The original trailer claimed that Exodus the novel was the biggest seller since Gone With the Wind (another politically problematic production these days), and Otto Preminger was clearly hoping to make “a film for the ages” on the level of David Selznick’s epic. He failed because he simply wasn’t that good a director; though he made a big to-do in the credits that the entire movie was filmed on location in Israel or Cyprus (the latter proved difficult because the Cypriot government was then dealing with an insurgency that wanted to take the country over and align it with Greece, and the Cyprus authorities looked askance at supporting a movie about people rising up against a legitimate government), the film as it stands is interminable. Even the action scenes, which one would have thought would be sure-fire, are boring. The film also fails in a way that’s going to be ironic coming from me; for a while I’ve been lamenting that modern-day color films mostly use dark greens and browns and longing for the days when color films were actually colorful.
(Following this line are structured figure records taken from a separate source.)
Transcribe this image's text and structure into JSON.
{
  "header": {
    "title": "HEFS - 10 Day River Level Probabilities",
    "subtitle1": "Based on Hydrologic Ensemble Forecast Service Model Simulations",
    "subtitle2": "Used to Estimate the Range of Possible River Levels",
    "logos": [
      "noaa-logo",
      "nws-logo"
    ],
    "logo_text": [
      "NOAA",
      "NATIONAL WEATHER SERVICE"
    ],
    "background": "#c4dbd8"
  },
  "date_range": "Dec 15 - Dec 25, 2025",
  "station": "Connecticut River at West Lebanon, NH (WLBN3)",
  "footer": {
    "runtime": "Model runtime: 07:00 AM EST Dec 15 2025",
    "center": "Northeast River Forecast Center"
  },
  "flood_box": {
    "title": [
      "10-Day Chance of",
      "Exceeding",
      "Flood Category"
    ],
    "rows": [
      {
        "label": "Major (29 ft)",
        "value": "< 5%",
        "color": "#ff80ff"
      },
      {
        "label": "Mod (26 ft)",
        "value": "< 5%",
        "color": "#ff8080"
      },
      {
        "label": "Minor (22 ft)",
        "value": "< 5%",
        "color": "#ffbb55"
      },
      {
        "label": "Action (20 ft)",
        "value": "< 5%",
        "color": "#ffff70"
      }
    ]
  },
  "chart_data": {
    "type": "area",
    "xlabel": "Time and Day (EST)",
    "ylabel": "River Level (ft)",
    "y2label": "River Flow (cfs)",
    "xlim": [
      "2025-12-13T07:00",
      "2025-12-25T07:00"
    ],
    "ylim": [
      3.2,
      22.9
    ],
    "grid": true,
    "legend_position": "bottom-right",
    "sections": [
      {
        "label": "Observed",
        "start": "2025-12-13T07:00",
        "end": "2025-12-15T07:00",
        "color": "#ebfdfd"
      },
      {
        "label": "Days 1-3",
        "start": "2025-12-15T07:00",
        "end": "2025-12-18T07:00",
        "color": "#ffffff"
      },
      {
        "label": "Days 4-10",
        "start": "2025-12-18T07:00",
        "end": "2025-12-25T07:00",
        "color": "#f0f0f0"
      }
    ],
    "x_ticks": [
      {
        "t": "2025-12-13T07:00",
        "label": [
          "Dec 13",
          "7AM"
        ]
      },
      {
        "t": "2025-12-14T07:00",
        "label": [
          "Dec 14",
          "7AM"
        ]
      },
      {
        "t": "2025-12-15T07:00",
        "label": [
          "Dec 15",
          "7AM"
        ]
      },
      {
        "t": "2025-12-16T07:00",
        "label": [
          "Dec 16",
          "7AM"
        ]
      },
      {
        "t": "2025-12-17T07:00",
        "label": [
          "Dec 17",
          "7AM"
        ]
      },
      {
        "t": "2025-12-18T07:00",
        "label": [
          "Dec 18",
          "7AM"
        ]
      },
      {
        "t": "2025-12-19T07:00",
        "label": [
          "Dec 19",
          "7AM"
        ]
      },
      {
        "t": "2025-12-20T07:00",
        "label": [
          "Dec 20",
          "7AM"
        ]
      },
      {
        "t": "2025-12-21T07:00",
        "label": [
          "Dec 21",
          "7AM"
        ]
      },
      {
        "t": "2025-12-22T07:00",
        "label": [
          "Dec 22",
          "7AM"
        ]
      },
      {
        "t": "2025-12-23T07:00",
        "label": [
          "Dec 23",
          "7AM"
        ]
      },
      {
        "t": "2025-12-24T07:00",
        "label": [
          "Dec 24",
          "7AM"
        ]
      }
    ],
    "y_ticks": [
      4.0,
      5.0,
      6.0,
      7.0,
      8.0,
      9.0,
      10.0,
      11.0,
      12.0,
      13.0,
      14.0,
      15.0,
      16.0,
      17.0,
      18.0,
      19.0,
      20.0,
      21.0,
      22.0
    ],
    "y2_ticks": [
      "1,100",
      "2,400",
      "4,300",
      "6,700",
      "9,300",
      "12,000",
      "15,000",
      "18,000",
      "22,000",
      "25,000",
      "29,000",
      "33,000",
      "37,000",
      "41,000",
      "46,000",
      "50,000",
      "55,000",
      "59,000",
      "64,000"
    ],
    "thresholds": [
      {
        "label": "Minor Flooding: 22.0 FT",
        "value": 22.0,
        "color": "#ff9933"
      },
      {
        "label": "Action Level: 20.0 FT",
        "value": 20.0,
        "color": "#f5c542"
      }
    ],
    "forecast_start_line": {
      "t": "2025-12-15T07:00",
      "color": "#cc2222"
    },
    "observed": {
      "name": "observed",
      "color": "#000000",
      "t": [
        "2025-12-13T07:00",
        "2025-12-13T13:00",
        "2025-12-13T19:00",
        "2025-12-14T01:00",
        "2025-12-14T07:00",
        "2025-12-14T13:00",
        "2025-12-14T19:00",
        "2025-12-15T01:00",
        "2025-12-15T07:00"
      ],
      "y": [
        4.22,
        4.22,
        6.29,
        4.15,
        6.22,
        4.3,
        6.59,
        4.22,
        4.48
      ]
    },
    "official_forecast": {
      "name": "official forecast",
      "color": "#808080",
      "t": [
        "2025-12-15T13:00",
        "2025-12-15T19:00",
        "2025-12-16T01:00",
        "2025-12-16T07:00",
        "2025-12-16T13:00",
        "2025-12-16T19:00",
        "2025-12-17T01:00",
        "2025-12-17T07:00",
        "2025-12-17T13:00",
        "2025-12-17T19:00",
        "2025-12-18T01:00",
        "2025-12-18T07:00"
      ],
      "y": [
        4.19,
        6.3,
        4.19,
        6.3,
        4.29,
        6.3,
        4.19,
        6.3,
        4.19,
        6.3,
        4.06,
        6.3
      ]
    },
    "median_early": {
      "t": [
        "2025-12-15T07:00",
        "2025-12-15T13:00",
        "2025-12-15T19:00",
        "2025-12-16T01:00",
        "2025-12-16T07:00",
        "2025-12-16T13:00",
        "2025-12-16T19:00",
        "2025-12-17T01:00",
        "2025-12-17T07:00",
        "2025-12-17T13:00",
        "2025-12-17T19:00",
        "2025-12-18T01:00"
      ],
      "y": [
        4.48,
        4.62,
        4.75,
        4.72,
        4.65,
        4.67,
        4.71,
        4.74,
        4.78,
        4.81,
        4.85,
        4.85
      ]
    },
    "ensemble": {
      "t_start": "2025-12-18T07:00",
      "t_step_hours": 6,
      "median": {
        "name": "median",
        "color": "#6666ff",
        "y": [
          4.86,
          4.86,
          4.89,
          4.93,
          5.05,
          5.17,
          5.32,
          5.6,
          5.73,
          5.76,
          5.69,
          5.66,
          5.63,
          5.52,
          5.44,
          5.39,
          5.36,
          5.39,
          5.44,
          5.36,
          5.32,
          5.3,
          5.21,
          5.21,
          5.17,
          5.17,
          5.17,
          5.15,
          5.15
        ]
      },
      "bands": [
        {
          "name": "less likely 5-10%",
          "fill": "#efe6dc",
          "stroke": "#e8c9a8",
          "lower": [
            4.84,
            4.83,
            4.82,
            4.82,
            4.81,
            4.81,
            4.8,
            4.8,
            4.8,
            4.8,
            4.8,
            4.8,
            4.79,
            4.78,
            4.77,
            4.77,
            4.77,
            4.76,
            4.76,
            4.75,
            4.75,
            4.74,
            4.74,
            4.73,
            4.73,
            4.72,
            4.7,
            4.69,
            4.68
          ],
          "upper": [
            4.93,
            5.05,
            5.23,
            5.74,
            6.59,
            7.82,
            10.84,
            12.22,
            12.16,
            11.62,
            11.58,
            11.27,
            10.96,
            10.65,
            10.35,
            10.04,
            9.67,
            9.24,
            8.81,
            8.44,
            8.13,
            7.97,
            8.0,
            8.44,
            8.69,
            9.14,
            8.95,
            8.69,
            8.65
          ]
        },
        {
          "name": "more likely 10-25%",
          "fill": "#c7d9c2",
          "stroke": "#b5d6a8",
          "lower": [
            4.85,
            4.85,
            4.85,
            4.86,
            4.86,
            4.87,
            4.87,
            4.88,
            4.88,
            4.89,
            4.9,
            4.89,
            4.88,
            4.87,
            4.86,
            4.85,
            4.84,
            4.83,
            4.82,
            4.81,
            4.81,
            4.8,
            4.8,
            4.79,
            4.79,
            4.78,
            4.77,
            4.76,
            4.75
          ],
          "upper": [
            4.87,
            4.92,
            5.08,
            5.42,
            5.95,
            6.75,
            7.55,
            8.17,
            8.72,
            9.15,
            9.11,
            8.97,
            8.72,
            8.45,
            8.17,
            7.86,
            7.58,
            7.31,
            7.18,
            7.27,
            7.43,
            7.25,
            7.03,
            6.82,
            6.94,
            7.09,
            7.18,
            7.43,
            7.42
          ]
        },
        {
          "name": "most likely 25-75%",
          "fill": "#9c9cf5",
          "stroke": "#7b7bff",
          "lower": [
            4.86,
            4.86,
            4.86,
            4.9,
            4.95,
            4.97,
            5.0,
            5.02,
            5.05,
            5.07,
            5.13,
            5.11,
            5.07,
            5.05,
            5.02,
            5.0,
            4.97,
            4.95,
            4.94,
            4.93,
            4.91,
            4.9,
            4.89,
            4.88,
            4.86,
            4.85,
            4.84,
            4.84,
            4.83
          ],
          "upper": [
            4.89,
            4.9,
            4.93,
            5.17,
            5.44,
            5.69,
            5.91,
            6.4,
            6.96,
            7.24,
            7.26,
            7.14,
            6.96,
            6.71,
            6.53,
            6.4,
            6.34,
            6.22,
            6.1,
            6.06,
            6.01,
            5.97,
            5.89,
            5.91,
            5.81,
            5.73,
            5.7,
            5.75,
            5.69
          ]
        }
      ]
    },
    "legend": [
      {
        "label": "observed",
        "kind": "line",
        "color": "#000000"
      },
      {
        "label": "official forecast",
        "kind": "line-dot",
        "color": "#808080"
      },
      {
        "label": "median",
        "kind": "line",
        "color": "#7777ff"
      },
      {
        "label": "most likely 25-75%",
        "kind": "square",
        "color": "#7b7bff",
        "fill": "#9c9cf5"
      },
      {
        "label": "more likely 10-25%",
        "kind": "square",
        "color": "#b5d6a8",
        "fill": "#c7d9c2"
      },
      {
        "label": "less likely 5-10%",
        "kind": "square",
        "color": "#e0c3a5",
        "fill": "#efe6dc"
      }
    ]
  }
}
Exodus is literally too damned colorful for its own good: Sam Leavitt’s cinematography and the vibrant Technicolor give us luscious picture-postcard visions of the Mediterranean and all that gorgeous desert scenery – and this plays quite against the darkness of the story about people fighting for their lives and their liberties in a revolution against a brutal oppressor (two brutal oppressors, actually: the British and the Arabs).